VibeCheck v1 is a high-performance, multi-domain Transformer model trained **entirely from scratch**. Unlike its predecessor, this model was trained on a balanced mix of long-form reviews and short-form conversational data, making it a versatile tool for analyzing "vibes" across different types of English text.

## Model Description
- **Architecture:** Enhanced Custom Transformer (DistilBERT-style)
- **Parameters:** ~11.17 Million
- **Layers:** 4 (Increased depth for better abstraction)
- **Attention Heads:** 8
- **Hidden Dimension:** 256 (Hidden Feed-Forward: 1024)
- **Training Data:** ~92,349 samples (Mixed IMDb Movie Reviews & SST-2 Sentence Bank)
- **Training Duration:** ~25-30 minutes on NVIDIA T4 GPU

## Capabilities
- **Multi-Domain Versatility:** Reliable on everything from formal emails to short chat messages.
- **Enhanced Context Awareness:** 4 layers of self-attention allow for a deeper understanding of sentence structure.
- **Linguistic Nuance:** Strong performance on complex negatives (e.g., "not as bad as I thought") and rhetorical questions.
- **Robustness:** High tolerance for slang, typos, and non-standard English.

## Limitations
- **Language Focus:** Primarily trained on English.
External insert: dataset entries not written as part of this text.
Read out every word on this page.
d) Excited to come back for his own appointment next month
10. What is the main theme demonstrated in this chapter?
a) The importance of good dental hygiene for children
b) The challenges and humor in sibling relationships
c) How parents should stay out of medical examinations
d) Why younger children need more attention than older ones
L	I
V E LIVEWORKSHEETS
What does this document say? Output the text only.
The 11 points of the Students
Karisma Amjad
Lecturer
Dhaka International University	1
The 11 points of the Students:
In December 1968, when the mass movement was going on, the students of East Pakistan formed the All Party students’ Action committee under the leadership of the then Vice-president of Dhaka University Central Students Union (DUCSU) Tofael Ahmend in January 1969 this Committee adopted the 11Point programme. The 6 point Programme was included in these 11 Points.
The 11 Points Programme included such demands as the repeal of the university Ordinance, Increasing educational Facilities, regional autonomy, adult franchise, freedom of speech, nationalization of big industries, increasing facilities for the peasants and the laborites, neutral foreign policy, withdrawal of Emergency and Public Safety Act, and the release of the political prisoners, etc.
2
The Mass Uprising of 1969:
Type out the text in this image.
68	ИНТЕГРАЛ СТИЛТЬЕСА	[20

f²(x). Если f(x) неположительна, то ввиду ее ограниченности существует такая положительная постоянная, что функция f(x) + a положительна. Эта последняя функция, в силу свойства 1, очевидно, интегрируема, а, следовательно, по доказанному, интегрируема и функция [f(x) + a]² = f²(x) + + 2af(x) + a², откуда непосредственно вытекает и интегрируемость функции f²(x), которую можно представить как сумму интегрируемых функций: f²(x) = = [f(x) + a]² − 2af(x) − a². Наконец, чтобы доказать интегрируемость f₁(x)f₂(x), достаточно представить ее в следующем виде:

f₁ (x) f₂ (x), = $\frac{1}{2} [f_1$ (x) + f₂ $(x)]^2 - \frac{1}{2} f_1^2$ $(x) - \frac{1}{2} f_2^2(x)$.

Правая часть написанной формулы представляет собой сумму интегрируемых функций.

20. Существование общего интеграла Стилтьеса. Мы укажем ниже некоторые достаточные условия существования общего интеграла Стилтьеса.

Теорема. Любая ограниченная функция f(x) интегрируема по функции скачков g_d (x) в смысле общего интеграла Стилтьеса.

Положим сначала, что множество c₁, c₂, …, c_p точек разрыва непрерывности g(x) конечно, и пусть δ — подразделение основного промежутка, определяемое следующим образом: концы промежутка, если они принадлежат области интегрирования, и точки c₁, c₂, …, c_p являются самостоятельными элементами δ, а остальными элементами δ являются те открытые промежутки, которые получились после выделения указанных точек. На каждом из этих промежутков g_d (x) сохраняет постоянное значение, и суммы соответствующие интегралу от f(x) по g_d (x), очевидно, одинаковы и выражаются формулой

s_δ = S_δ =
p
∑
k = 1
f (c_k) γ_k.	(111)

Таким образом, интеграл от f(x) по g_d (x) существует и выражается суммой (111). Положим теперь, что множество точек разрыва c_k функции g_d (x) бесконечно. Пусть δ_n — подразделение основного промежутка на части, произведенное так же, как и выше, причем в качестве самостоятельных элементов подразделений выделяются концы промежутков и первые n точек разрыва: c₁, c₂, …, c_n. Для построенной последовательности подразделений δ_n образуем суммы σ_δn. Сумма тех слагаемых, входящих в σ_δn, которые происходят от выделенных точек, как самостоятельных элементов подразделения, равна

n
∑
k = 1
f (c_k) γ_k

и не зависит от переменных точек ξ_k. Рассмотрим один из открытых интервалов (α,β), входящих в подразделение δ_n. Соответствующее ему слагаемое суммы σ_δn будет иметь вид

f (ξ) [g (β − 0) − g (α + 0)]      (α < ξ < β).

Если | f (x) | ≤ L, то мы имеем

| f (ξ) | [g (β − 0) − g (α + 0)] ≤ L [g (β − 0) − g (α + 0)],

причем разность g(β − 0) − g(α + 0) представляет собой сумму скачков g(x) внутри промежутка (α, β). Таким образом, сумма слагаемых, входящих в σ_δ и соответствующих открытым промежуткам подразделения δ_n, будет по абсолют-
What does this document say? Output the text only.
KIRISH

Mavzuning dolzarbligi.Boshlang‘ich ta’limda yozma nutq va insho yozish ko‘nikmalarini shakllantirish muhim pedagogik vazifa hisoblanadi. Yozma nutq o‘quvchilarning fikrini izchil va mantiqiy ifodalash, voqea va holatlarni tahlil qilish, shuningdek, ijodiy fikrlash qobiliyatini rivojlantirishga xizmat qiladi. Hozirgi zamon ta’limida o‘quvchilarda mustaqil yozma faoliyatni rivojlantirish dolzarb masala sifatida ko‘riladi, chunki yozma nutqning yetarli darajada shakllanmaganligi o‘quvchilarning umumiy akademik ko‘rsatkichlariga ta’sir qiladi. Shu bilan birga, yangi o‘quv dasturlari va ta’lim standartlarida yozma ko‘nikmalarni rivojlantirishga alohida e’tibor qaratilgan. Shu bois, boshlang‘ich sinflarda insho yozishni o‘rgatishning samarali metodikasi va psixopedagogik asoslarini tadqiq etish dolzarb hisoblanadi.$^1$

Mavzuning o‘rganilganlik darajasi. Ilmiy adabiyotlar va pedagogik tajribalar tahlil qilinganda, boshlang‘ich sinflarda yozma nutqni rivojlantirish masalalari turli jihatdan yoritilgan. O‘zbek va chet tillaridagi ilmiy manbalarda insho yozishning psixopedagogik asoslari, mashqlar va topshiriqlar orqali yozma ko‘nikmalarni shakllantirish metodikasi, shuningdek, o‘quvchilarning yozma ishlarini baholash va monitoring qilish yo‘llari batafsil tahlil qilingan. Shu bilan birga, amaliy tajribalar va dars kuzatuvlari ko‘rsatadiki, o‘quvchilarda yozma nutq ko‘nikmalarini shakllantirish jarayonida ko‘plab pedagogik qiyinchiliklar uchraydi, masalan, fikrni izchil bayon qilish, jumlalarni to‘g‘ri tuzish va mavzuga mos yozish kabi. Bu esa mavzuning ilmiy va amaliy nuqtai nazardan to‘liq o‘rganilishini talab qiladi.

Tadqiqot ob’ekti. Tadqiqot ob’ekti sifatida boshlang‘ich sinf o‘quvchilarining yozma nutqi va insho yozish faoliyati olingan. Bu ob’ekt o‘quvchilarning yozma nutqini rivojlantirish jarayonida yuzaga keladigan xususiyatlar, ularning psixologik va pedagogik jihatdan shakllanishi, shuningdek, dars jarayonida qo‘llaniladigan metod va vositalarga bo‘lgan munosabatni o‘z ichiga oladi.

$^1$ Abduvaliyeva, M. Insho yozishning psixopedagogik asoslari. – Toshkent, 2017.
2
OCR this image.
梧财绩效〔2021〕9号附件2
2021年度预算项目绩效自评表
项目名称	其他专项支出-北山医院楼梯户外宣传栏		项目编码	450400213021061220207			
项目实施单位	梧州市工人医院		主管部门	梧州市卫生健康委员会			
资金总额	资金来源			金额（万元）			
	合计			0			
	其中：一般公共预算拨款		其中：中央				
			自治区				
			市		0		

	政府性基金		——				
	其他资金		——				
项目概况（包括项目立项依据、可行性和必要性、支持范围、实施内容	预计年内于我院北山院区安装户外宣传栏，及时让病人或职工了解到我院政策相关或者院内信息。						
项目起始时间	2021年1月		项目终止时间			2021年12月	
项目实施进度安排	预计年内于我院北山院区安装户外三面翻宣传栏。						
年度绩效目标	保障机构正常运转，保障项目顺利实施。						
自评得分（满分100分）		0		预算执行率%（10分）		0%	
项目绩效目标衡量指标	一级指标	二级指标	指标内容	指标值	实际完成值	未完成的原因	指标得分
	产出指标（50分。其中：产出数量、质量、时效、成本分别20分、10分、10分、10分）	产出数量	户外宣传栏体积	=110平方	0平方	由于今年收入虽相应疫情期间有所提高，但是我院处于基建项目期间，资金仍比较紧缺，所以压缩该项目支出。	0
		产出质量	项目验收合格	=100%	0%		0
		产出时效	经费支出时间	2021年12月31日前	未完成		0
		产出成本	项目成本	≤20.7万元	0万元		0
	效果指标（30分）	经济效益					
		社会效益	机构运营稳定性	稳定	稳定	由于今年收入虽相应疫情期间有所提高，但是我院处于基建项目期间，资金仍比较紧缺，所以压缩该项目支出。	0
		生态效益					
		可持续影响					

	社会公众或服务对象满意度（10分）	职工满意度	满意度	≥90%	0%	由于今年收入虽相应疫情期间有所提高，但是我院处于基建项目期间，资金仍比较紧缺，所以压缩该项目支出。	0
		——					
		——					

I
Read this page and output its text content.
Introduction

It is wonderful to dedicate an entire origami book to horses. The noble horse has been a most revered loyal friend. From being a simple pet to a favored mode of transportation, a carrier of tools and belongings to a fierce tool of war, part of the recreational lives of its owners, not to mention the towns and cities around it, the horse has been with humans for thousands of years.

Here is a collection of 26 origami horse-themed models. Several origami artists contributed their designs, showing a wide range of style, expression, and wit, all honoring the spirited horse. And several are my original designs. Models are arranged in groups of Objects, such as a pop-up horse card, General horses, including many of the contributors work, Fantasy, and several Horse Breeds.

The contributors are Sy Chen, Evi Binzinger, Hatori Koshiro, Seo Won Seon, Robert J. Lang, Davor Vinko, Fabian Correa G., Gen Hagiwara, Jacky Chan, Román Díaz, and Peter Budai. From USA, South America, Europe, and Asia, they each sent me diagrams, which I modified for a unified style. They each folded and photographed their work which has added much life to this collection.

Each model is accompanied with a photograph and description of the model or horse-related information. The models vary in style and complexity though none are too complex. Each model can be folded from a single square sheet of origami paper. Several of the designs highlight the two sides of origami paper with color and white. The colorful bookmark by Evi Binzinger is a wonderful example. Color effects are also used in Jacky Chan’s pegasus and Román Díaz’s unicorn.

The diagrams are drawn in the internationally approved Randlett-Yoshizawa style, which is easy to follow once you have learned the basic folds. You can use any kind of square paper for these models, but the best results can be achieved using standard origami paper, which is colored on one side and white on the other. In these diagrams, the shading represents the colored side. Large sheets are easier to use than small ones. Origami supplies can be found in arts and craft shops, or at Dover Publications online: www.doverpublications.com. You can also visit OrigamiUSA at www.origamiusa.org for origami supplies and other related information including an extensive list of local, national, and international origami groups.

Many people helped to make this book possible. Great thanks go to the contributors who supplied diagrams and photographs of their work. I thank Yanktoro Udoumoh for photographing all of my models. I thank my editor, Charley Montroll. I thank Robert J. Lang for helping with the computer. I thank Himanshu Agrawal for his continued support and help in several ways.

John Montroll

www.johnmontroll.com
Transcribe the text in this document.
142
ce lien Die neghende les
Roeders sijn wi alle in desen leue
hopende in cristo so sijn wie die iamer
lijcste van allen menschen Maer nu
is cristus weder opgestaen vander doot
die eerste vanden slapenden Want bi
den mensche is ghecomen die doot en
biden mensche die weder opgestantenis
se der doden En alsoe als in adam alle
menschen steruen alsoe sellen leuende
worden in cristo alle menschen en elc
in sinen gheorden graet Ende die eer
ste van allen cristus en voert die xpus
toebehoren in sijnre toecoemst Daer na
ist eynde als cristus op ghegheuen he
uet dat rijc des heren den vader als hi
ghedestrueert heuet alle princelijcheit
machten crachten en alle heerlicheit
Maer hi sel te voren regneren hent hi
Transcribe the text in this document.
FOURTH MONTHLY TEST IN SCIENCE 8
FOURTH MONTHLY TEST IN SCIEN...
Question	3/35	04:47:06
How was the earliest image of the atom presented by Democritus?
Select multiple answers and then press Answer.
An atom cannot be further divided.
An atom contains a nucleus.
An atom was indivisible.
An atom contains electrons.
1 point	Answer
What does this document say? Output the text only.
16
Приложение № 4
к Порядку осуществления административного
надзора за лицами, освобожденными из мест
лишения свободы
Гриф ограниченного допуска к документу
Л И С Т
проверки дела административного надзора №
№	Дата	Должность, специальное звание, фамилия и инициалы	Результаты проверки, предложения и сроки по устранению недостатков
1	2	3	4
While it shows some intuition for other languages, accuracy may vary.
- **Binary Nature:** Strictly classifies text as Positive or Negative; it does not detect neutral intent or specific emotions (like anger or joy).

## How to use (Inference Script)
To use this model, download the `VibeCheck_v1_Model.zip`, unpack it, and run the provided `inference.py` script. Make sure to point the script to the unpacked directory.

## Examples (VibeCheck v1 in Action)

### Example 1: Formal Business Email
**Input:**
```plaintext
Dear Team, I am writing to express my deep disappointment regarding the recent project update. The quality is subpar.
```

**Output:** NEGATIVE | Confidence: 97.60%

### Example 2: Short Conversational Fragment
**Input:**

```plaintext
That sounds like a fantastic plan! I'm starving.
```

**Output:** POSITIVE | Confidence: 74.15%

### Example 3: Sarcastic Observation of a movie review
**Input:**

```plaintext
Wow! What an amazing view we have out of this window!
```

**Output:** POSITIVE | Confidence: 99.43%

### Example 4: Classic Test
**Input:**

```plaintext
You are dumb.
```

**Output:** NEGATIVE | Confidence: 87.85%

### Example 5: Simple chat
**Input:**

```plaintext
Did you see the new movie?' B: 'Yeah, it was okay, but the ending felt a bit rushed.' A: 'I totally agree, it could have been better.'
```

**Output:** NEGATIVE | Confidence: 80.98%

## Training code
The full training code for this multi-domain version is available in `train.ipynb`.